Your actual savings will vary based on use, and will likely be a lot less than $40. After all, most people who own toaster ovens will continue to use their full-size oven sometimes, if not most of the time, and hardly any of us will stop using our ovens altogether. So let's split the difference and say that using a toaster oven instead of a full-size oven at least some of the time can knock as much as $20 off of your yearly energy bill, provided you're baking something just about every day.
That's still pretty good, but it's also less than you might expect. Think about it -- the average 1,500-watt toaster oven offers about 0.6 cubic feet on the inside, while the average 2,400-watt electric oven offers about 5 cubic feet. The toaster oven is 85 percent smaller, but it's only using 35 percent less energy. If you've got a family to feed, or if you like to make multiple batches of cookies at a time, then you'll actually get more value from the full-size oven.
There sure are -- but it's very early, and they're very expensive. Unless you're an enthusiastic early adopter of smart kitchen tech with lots of cash to burn, they're tough to recommend.
The first to arrive was the June Intelligent Oven, which now sells in a second-gen model for $599. It's a capable cooking machine that uses built-in cameras to identify what you're trying to make, and it offers cooking guidance and an abundance of settings to tweak in its companion app. It also isn't good at making toast.
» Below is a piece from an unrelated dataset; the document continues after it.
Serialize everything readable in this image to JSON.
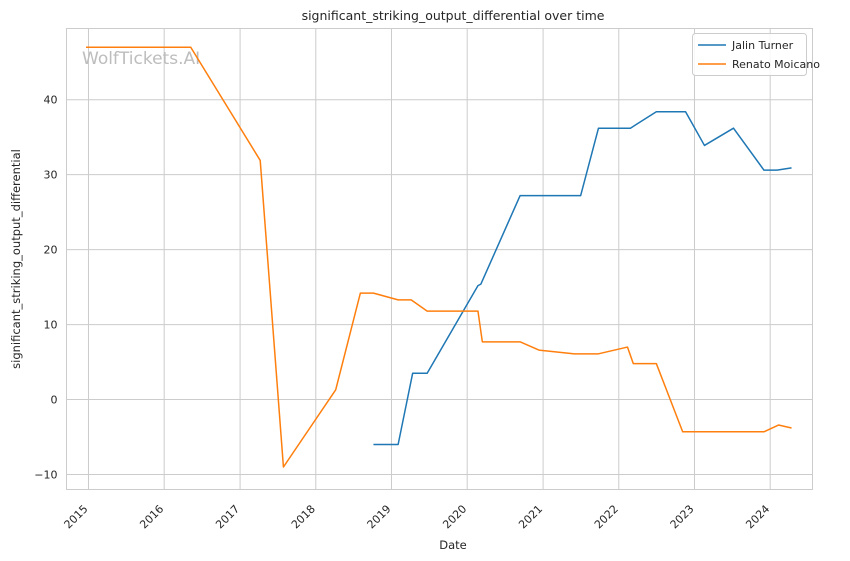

The Tovala Smart Oven is another second-gen smart oven, and at $349, it's less expensive than June. It doesn't feature built-in cameras -- instead, it uses a built-in QR code scanner to identify specific Tovala meal kits or, thanks to a recent update, frozen foods from Trader Joe's. From there, it automates the entire cooking process. You just put the food in and press start.
The third smart oven worth mentioning comes from Brava, and it's the most expensive of the three at $995. Among toaster oven upgrades, it's a bit like Frankenstein's monster -- you get the same infrared heating element as the Panasonic FlashXpress, the same built-in cameras as June, and the same meal-kit approach as Tovala. Like the oven itself, those meal kits are awfully expensive, with dinner for two ranging from $28 to $45.
I don't think any of these smart options are worth buying yet, but connected cooking gadgets are continuing to mature -- and with products like the Instant Pot proving that there's still a healthy appetite for well-featured kitchen tech, manufacturers are motivated to innovate.
That includes the market-movers. Just recently, LG announced that its smart ovens will support Tovala's meal kits -- though you'll need to scan their QR codes with the Tovala app on your phone. Whirlpool has a smart countertop oven of its own coming this spring; more are likely to follow suit.
Fresh competition like that might lead to something truly compelling -- and, at the very least, it should eventually help to bring prices down to more reasonable levels. When we get to that point, I'll update this section to include our top pick.